Aquele triste e lamentável desfecho não serviu de emenda ao empregado, que continuou a arremessar ao cão “doidivanas”, mal ele se encontrou curado, toda a sorte a sorte de objectos: sachos, pedras, pedaços de mangueira e até os botins que usava na horta, quando o animal aprontava das suas e para as quais não tinha dias de folga. Após acabar de regar um canteiro de salsa, que de tão viçosa, verde e perfumada era um encanto para os sentidos, o “maldito do Urricân” decidiu transformá-lo em piscina, entrelaçando a salsa que nem ninho de galinhas! Danado e já com o Pastor em fuga, jogou-lhe uma pedra. Por azar foi acertar no Lombo do Alptraum, lobeiro que se encontrava por perto, deitado e encoberto por detrás duma leira de couves-coração. Ao sentir-se atingido, o cão avançou decididamente para cima do seu agressor, apesar deste se armar e defender com uma enxada, o que de pouco lhe valeu, porque o animal evitava os seus golpes e mordia-lhe o corpo nos intervalos.
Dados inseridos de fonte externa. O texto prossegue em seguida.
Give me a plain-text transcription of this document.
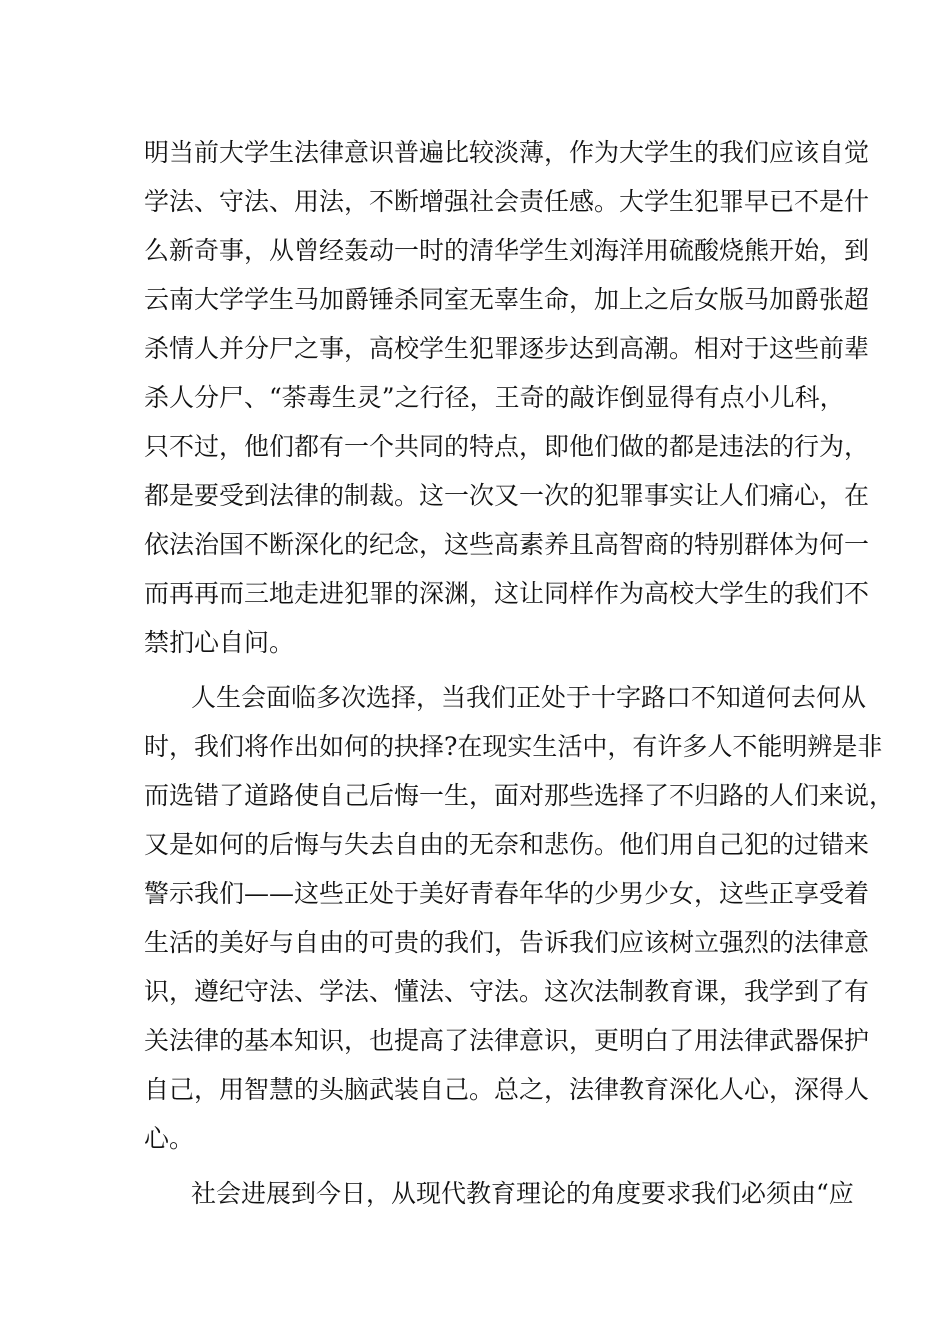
明当前大学生法律意识普遍比较淡薄，作为大学生的我们应该自觉
学法、守法、用法，不断增强社会责任感。大学生犯罪早已不是什
么新奇事，从曾经轰动一时的清华学生刘海洋用硫酸烧熊开始，到
云南大学学生马加爵锤杀同室无辜生命，加上之后女版马加爵张超
杀情人并分尸之事，高校学生犯罪逐步达到高潮。相对于这些前辈
杀人分尸、“荼毒生灵”之行径，王奇的敲诈倒显得有点小儿科，
只不过，他们都有一个共同的特点，即他们做的都是违法的行为，
都是要受到法律的制裁。这一次又一次的犯罪事实让人们痛心，在
依法治国不断深化的纪念，这些高素养且高智商的特别群体为何一
而再再而三地走进犯罪的深渊，这让同样作为高校大学生的我们不
禁扪心自问。
人生会面临多次选择，当我们正处于十字路口不知道何去何从
时，我们将作出如何的抉择?在现实生活中，有许多人不能明辨是非
而选错了道路使自己后悔一生，面对那些选择了不归路的人们来说，
又是如何的后悔与失去自由的无奈和悲伤。他们用自己犯的过错来
警示我们——这些正处于美好青春年华的少男少女，这些正享受着
生活的美好与自由的可贵的我们，告诉我们应该树立强烈的法律意
识，遵纪守法、学法、懂法、守法。这次法制教育课，我学到了有
关法律的基本知识，也提高了法律意识，更明白了用法律武器保护
自己，用智慧的头脑武装自己。总之，法律教育深化人心，深得人
心。
社会进展到今日，从现代教育理论的角度要求我们必须由“应
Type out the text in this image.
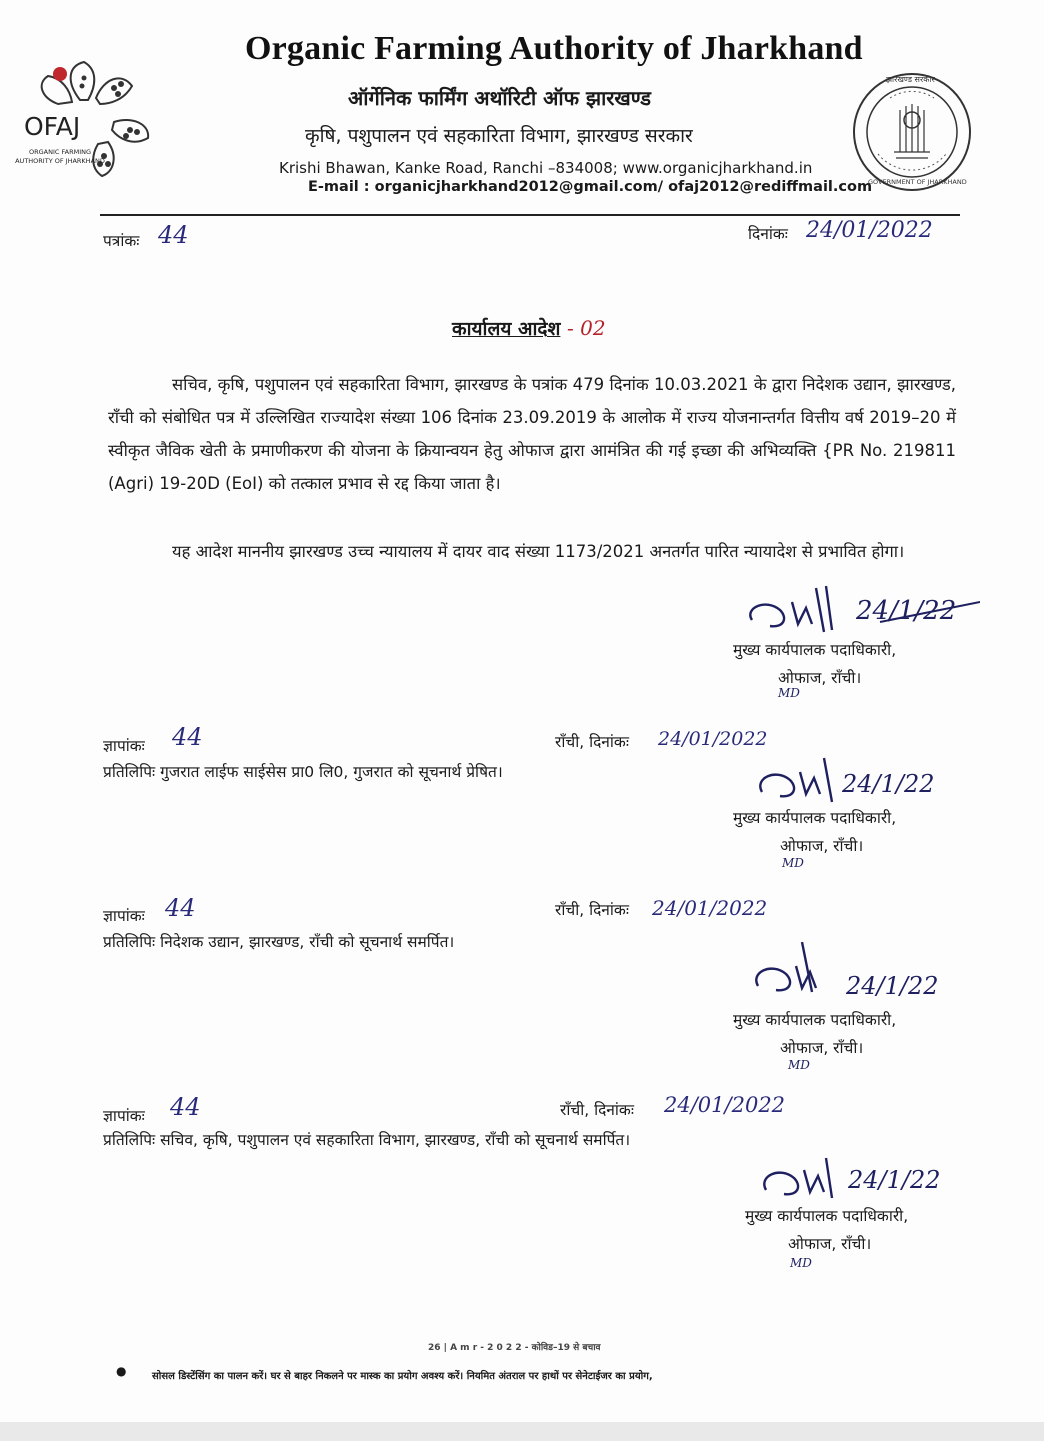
OFAJ
ORGANIC FARMING AUTHORITY OF JHARKHAND
Organic Farming Authority of Jharkhand
ऑर्गेनिक फार्मिंग अथॉरिटी ऑफ झारखण्ड
कृषि, पशुपालन एवं सहकारिता विभाग, झारखण्ड सरकार
Krishi Bhawan, Kanke Road, Ranchi –834008; www.organicjharkhand.in
E-mail : organicjharkhand2012@gmail.com/ ofaj2012@rediffmail.com
झारखण्ड सरकार
GOVERNMENT OF JHARKHAND
पत्रांकः 44	दिनांकः 24/01/2022
कार्यालय आदेश - 02
सचिव, कृषि, पशुपालन एवं सहकारिता विभाग, झारखण्ड के पत्रांक 479 दिनांक 10.03.2021 के द्वारा निदेशक उद्यान, झारखण्ड, राँची को संबोधित पत्र में उल्लिखित राज्यादेश संख्या 106 दिनांक 23.09.2019 के आलोक में राज्य योजनान्तर्गत वित्तीय वर्ष 2019–20 में स्वीकृत जैविक खेती के प्रमाणीकरण की योजना के क्रियान्वयन हेतु ओफाज द्वारा आमंत्रित की गई इच्छा की अभिव्यक्ति {PR No. 219811 (Agri) 19-20D (EoI) को तत्काल प्रभाव से रद्द किया जाता है।
यह आदेश माननीय झारखण्ड उच्च न्यायालय में दायर वाद संख्या 1173/2021 अनतर्गत पारित न्यायादेश से प्रभावित होगा।
24/1/22
मुख्य कार्यपालक पदाधिकारी,
ओफाज, राँची।
MD
ज्ञापांकः 44	राँची, दिनांकः 24/01/2022
प्रतिलिपिः गुजरात लाईफ साईसेस प्रा0 लि0, गुजरात को सूचनार्थ प्रेषित।	24/1/22
मुख्य कार्यपालक पदाधिकारी,
ओफाज, राँची।
MD
ज्ञापांकः 44	राँची, दिनांकः 24/01/2022
प्रतिलिपिः निदेशक उद्यान, झारखण्ड, राँची को सूचनार्थ समर्पित।
24/1/22
मुख्य कार्यपालक पदाधिकारी,
ओफाज, राँची।
MD
ज्ञापांकः 44	राँची, दिनांकः 24/01/2022
प्रतिलिपिः सचिव, कृषि, पशुपालन एवं सहकारिता विभाग, झारखण्ड, राँची को सूचनार्थ समर्पित।
24/1/22
मुख्य कार्यपालक पदाधिकारी,
ओफाज, राँची।
MD
26 | A m r - 2 0 2 2 - कोविड–19 से बचाव
●	सोसल डिस्टेंसिंग का पालन करें। घर से बाहर निकलने पर मास्क का प्रयोग अवश्य करें। नियमित अंतराल पर हाथों पर सेनेटाईजर का प्रयोग,
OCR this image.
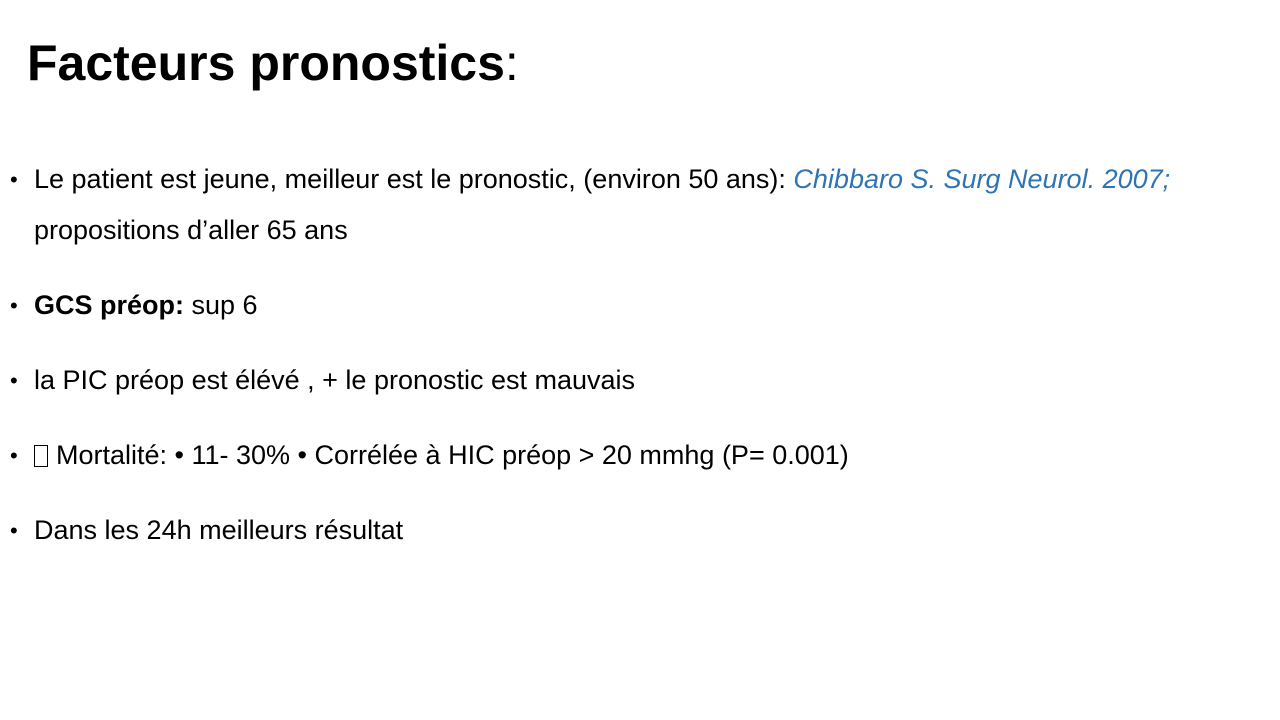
Facteurs pronostics:
• Le patient est jeune, meilleur est le pronostic, (environ 50 ans): Chibbaro S. Surg Neurol. 2007; propositions d’aller 65 ans
• GCS préop: sup 6
• la PIC préop est élévé , + le pronostic est mauvais
• Mortalité: • 11- 30% • Corrélée à HIC préop > 20 mmhg (P= 0.001)
• Dans les 24h meilleurs résultat
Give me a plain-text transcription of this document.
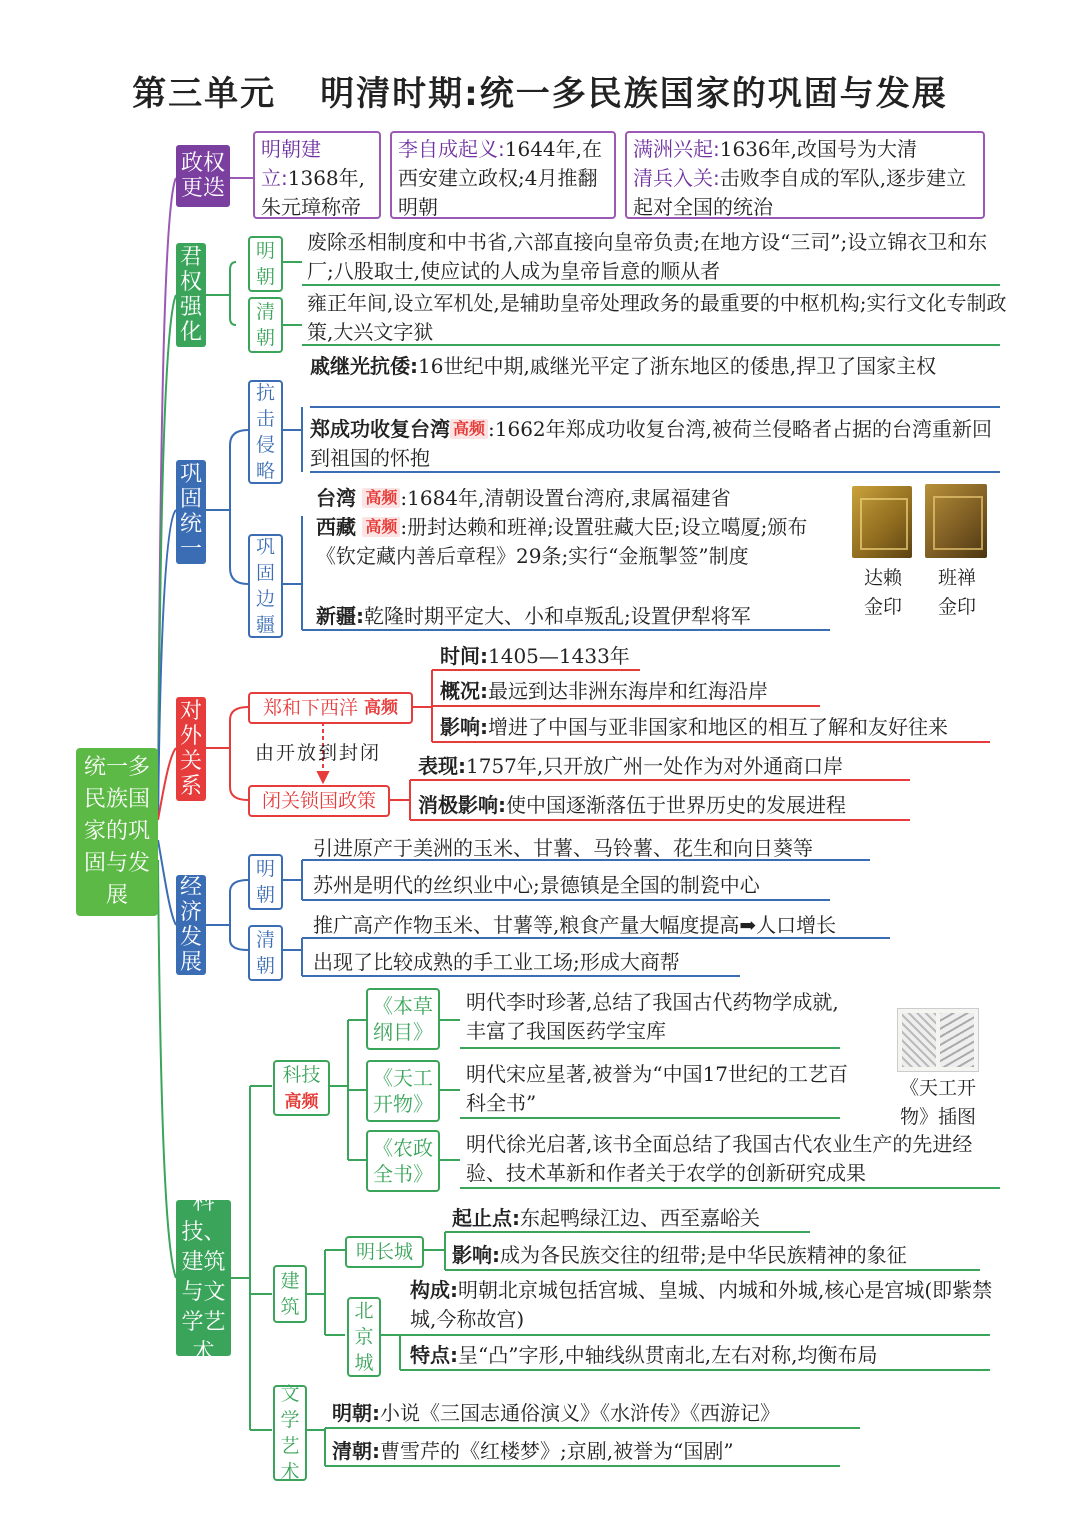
第三单元 明清时期:统一多民族国家的巩固与发展
统一多民族国家的巩固与发展
政权更迭
明朝建立:1368年,朱元璋称帝
李自成起义:1644年,在西安建立政权;4月推翻明朝
满洲兴起:1636年,改国号为大清
清兵入关:击败李自成的军队,逐步建立起对全国的统治
君权强化
明朝
废除丞相制度和中书省,六部直接向皇帝负责;在地方设“三司”;设立锦衣卫和东厂;八股取士,使应试的人成为皇帝旨意的顺从者
清朝
雍正年间,设立军机处,是辅助皇帝处理政务的最重要的中枢机构;实行文化专制政策,大兴文字狱
巩固统一
抗击侵略
戚继光抗倭:16世纪中期,戚继光平定了浙东地区的倭患,捍卫了国家主权
郑成功收复台湾 高频 :1662年郑成功收复台湾,被荷兰侵略者占据的台湾重新回到祖国的怀抱
巩固边疆
台湾 高频 :1684年,清朝设置台湾府,隶属福建省
西藏 高频 :册封达赖和班禅;设置驻藏大臣;设立噶厦;颁布《钦定藏内善后章程》29条;实行“金瓶掣签”制度
新疆:乾隆时期平定大、小和卓叛乱;设置伊犁将军
达赖金印
班禅金印
对外关系
郑和下西洋
高频
时间:1405—1433年
概况:最远到达非洲东海岸和红海沿岸
影响:增进了中国与亚非国家和地区的相互了解和友好往来
由开放到封闭
闭关锁国政策
表现:1757年,只开放广州一处作为对外通商口岸
消极影响:使中国逐渐落伍于世界历史的发展进程
经济发展
明朝
引进原产于美洲的玉米、甘薯、马铃薯、花生和向日葵等
苏州是明代的丝织业中心;景德镇是全国的制瓷中心
清朝
推广高产作物玉米、甘薯等,粮食产量大幅度提高➡人口增长
出现了比较成熟的手工业工场;形成大商帮
科技、建筑与文学艺术
科技
高频
《本草纲目》
明代李时珍著,总结了我国古代药物学成就,丰富了我国医药学宝库
《天工开物》
明代宋应星著,被誉为“中国17世纪的工艺百科全书”
《农政全书》
明代徐光启著,该书全面总结了我国古代农业生产的先进经验、技术革新和作者关于农学的创新研究成果
《天工开物》插图
建筑
明长城
起止点:东起鸭绿江边、西至嘉峪关
影响:成为各民族交往的纽带;是中华民族精神的象征
北京城
构成:明朝北京城包括宫城、皇城、内城和外城,核心是宫城(即紫禁城,今称故宫)
特点:呈“凸”字形,中轴线纵贯南北,左右对称,均衡布局
文学艺术
明朝:小说《三国志通俗演义》《水浒传》《西游记》
清朝:曹雪芹的《红楼梦》;京剧,被誉为“国剧”
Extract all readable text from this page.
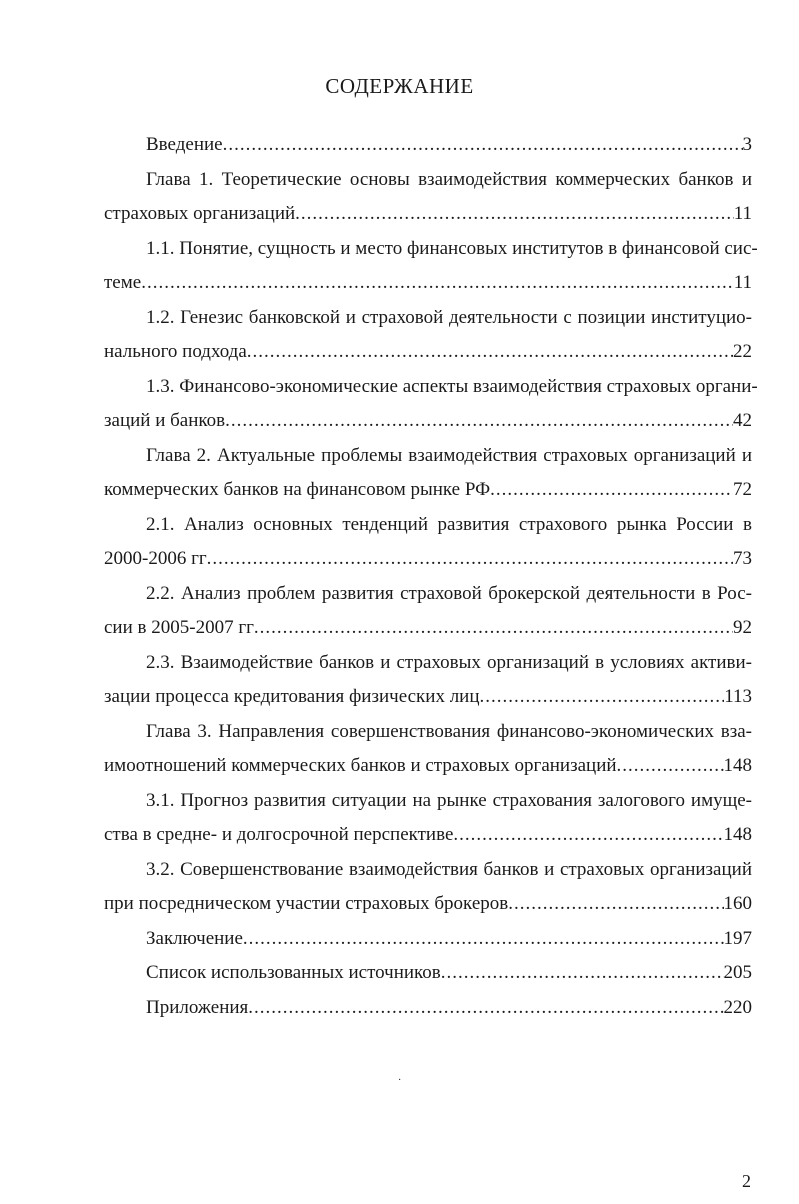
СОДЕРЖАНИЕ
Введение .....	3
Глава 1. Теоретические основы взаимодействия коммерческих банков и
страховых организаций .....	11
1.1. Понятие, сущность и место финансовых институтов в финансовой сис-
теме .....	11
1.2. Генезис банковской и страховой деятельности с позиции институцио-
нального подхода .....	22
1.3. Финансово-экономические аспекты взаимодействия страховых органи-
заций и банков .....	42
Глава 2. Актуальные проблемы взаимодействия страховых организаций и
коммерческих банков на финансовом рынке РФ .....	72
2.1. Анализ основных тенденций развития страхового рынка России в
2000-2006 гг .....	73
2.2. Анализ проблем развития страховой брокерской деятельности в Рос-
сии в 2005-2007 гг .....	92
2.3. Взаимодействие банков и страховых организаций в условиях активи-
зации процесса кредитования физических лиц .....	113
Глава 3. Направления совершенствования финансово-экономических вза-
имоотношений коммерческих банков и страховых организаций .....	148
3.1. Прогноз развития ситуации на рынке страхования залогового имуще-
ства в средне- и долгосрочной перспективе .....	148
3.2. Совершенствование взаимодействия банков и страховых организаций
при посредническом участии страховых брокеров .....	160
Заключение .....	197
Список использованных источников .....	205
Приложения .....	220
·
2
A escaramuça nem um minuto durou, porque exausto e ao olhar para a sua barriga rasgada, o jovem desfaleceu, não sabendo ao certo por quanto tempo se manteve inanimado.
Recobrou estremunhado os sentidos já na presença dos donos, que logo quiseram saber qual dos cães o havia atacado e em que circunstâncias, enquanto a senhora ligava para o 112. “ Foi o Apatraume e não sei porquê! – Dizia ele. Depois do sucedido, o empregado decidiu fazer contas e “sair de malas a aviar”, recebendo daqueles patrões um bónus generoso, para que não fosse dar parte do ocorrido à Polícia. Assustados com aquele ataque e com medo que ele se repetisse sobre outras vítimas, os austríacos optaram por mandar ensinar o lobeiro, tendo o cuidado de avisar o adestrador acerca do seu passado. O cão revelou-se extraordinário e portador de um equilíbrio raramente visto, não encontrando o seu treinador razões para o que havia sucedido. Mas o cão sabia quais, porque ao sentir o magarefe à distância, logo se agitava e transfigurava, querendo ter com ele um novo ajuste de contas. Quantos cães assim já foram injustamente abatidos, com base em mentiras, por temor e por não terem sido compreendidos? Provavelmente muitos, os mesmos que foram vítimas e que apenas se defenderam! Caro leitor, perante esta narrativa, não entenda “ao pé da letra” tudo que lê nos jornais acerca dos ataques caninos, dê aos cães a presunção de inocência atribuída a qualquer arguido, porque eles não falam, há quem viva do sensacionalismo e não raramente aqueles que dizem ser suas vítimas outra coisa não são que os seus próprios agressores! Falo com conhecimento de causa: fui eu que treinei este cão e que apertei com o magarefe para me contar toda a verdade.